A seguire, la title track scorre placida in forma di fluida ballad, affidando le coordinate ritmiche, efficaci seppur non esplicite, al contrabbasso di Giuseppe Talone. Unico standard del repertorio proposto, la coltraniana Giant Steps è presentata in una versione misurata e (forse un po’ troppo) deferente.

Nel finale del succinto lavoro, la piacevole sorpresa Oilà, dove Claudio lascia bacchette e tamponi per esibirsi in un riuscito e armonizzato canto a voci sovrapposte (McFerrin?Jarreau? Savoldelli?) che sfuma dando appuntamento a successivi, magari più estesi, capitoli…

1 – Go
2 – Magic Pivot
3 – Now
4 – Giant Steps
5 – Tiramisù
6 – Oilà

All compositions by Claudio Piselli (Dodicilune edizioni) except 4 by John Coltrane

Claudio Piselli – drums, vibraphone, vocals (6)
Marco Guidolotti – baritone saxophone
Daniele Siscaro – synth guitar (1)
Giuseppe Talone – double bass, el. bass (1)

Michel Godard – Ihab Radwan_DOUX DÉSIRS

Dodicilune ED362

Michel Godard è senz’altro tra i massimi specialisti di due strumenti particolarmente ostici dal punto di vista tecnico, tuba e serpentone, dai quali riesce ad estrarre un canto arcano e modernissimo, venato di malinconia. La sua prestigiosa carriera spazia infatti dalla musica cólta “scritta” a quella improvvisata: qui esplora il secondo dei due ambiti citati, affiancato da Ihab Radwan all’oud.

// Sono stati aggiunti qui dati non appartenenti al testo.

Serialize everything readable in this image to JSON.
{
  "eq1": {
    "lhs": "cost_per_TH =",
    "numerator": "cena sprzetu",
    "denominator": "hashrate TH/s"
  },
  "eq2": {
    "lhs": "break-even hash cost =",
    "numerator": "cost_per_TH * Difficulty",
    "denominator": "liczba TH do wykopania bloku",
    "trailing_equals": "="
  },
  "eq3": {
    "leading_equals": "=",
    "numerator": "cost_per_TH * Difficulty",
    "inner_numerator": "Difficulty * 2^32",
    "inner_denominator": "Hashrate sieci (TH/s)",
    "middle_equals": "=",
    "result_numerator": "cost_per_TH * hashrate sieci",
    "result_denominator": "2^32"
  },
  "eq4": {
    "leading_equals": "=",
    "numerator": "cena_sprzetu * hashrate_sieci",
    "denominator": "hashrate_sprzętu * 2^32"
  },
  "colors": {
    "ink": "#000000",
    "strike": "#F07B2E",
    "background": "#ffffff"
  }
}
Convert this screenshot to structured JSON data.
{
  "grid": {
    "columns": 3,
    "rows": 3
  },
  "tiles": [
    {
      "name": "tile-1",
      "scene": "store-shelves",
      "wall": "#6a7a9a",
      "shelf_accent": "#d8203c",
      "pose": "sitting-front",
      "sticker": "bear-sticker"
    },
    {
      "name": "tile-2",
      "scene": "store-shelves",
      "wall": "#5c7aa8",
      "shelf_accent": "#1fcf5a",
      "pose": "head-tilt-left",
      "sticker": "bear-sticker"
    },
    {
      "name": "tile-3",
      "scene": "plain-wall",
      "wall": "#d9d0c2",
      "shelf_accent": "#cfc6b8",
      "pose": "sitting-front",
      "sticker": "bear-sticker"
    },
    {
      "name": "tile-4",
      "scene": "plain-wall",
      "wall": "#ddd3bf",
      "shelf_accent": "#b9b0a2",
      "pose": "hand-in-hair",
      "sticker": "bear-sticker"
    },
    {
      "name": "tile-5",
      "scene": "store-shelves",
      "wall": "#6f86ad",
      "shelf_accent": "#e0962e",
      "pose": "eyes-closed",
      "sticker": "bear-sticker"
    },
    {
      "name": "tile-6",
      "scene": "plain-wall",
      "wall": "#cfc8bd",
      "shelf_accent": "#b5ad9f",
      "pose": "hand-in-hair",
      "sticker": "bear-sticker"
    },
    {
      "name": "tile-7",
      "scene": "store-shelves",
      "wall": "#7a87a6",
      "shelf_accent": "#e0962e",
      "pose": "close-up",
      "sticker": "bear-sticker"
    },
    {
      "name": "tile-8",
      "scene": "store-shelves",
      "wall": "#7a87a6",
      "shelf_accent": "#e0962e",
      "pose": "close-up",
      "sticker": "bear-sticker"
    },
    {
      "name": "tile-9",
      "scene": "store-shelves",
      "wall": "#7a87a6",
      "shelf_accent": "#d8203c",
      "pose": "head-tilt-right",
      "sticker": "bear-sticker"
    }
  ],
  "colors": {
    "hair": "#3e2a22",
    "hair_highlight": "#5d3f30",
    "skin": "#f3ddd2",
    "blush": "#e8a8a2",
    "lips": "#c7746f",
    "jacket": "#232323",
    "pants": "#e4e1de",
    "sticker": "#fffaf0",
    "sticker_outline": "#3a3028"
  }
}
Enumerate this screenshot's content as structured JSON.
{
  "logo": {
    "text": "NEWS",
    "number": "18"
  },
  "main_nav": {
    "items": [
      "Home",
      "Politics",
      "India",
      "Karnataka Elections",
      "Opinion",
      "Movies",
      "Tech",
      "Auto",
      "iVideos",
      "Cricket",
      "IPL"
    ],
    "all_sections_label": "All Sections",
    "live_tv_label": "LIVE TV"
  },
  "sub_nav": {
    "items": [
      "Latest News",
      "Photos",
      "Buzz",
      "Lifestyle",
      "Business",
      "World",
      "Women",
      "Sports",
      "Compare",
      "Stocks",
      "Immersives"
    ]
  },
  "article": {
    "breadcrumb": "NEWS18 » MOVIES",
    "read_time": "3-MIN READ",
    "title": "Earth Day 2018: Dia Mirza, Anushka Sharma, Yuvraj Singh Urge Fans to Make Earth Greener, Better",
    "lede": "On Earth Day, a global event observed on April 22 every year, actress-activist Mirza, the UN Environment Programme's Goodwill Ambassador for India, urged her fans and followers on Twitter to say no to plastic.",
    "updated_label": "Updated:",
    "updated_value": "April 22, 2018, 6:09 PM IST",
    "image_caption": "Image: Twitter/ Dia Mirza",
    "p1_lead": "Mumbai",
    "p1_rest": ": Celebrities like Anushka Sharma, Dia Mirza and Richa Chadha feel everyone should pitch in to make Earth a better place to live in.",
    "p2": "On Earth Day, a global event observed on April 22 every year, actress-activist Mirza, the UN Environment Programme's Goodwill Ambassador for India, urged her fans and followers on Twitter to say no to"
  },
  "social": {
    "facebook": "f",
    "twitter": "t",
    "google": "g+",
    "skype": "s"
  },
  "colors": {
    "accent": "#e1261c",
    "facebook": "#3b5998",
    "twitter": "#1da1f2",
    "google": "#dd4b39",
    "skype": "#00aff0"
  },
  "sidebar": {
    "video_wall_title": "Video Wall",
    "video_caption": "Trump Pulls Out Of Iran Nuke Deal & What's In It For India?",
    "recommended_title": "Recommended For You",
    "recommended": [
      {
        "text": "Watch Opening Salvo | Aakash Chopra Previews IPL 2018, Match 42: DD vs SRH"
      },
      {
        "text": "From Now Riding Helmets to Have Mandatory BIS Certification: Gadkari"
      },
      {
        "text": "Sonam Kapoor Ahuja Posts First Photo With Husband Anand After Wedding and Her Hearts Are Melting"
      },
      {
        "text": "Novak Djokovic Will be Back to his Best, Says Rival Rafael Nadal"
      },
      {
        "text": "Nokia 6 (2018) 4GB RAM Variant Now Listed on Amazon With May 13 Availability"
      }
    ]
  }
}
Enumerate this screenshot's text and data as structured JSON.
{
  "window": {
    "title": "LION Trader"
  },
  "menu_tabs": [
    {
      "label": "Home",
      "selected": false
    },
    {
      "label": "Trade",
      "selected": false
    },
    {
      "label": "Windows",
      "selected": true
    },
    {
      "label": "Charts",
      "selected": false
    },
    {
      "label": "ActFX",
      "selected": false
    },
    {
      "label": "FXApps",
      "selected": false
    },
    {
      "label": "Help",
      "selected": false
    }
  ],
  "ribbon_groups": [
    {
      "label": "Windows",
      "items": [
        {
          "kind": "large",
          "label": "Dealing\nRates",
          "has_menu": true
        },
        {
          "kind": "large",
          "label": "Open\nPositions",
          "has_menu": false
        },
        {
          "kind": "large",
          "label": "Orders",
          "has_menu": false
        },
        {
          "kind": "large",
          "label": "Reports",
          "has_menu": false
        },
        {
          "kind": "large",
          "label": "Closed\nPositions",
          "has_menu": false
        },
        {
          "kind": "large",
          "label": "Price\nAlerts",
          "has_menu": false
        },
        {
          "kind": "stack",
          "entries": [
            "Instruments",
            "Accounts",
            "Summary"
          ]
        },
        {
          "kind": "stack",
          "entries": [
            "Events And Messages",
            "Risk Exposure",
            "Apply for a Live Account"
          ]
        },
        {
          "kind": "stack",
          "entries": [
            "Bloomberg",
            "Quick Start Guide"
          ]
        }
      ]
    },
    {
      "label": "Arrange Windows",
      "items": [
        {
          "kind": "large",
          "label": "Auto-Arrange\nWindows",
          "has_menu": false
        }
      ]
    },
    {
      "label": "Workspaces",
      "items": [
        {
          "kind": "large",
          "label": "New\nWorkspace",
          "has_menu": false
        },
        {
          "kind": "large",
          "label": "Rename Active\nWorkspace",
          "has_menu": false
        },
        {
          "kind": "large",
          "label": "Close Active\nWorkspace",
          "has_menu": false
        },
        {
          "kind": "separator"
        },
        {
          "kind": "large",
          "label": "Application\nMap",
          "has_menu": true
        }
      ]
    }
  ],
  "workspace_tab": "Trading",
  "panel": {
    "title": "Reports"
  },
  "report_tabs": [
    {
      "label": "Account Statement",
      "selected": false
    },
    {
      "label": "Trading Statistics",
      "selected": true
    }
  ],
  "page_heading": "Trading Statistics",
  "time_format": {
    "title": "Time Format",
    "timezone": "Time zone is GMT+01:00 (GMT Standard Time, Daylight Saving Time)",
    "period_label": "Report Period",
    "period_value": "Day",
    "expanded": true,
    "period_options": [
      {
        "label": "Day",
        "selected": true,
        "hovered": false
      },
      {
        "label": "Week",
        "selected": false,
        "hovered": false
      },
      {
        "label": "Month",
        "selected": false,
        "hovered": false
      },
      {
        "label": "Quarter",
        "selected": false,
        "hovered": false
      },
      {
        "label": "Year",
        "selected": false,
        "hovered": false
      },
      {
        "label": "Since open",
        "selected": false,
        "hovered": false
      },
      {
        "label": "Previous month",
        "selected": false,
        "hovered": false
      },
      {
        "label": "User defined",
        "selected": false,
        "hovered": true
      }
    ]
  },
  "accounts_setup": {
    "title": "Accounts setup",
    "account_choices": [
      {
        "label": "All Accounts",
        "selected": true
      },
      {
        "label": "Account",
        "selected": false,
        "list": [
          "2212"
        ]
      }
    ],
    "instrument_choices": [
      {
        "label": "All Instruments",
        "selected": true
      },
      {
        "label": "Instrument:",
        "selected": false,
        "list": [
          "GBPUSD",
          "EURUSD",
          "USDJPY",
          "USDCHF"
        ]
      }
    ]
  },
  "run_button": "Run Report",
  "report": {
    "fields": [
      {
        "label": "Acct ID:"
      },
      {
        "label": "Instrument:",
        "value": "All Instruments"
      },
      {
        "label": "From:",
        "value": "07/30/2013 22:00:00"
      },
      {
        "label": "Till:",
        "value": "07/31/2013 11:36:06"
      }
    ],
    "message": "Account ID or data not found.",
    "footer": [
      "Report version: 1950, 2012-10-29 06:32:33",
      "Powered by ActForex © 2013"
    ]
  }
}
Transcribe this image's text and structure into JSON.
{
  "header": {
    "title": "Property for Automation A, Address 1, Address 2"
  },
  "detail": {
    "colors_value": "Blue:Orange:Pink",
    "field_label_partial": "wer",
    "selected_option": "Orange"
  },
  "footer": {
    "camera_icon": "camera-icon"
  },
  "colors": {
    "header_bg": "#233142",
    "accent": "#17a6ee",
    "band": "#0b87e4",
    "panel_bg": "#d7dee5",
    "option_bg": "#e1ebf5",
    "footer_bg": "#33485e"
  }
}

Il plettro descrive un canonico, elegante fraseggio utilizzando i modi tipici della musica araba-mediterranea, azzardando solo episodicamente figurazioni ritmiche e armoniche, come nella fulminea Il Goloso. Su tale canovaccio si innesta la creazione dei due strumenti a fiato, che sfugge invece a qualsiasi facile classificazione, libera e ispirata come solo l’espressione del talento vero sa essere.

E’ un disco introverso, forse non facile da recepire nelle sue sfumature se non dopo ripetuto ed attento ascolto, ma certamente denso, meditativo, significante.

Michel Godard – serpent, tuba (2, 8), el. bass (1, 7, 12)
Ihab Radwan – oud, vocals (9)

1 – Su l’onda d’amore
2 – In The Grotte
3 – Intro to Tenderness
4 – Tenderness
5 – Il Goloso
6 – Dahab
7 – Acqua Alta
8 – Serbia
9 – Malato d’amore
10 – Love at first sight
11 – A la folie
12 – A Trace of Grace

Compositions by Michel Godard (1, 7), Ihab Radwan (2, 4, 6, 8, 9), Michel Godard/Ihab Radwan (3, 5, 10) Dodicilune edizioni except 11 by Michel Godard (Schott Music), 12 by Michel Godard.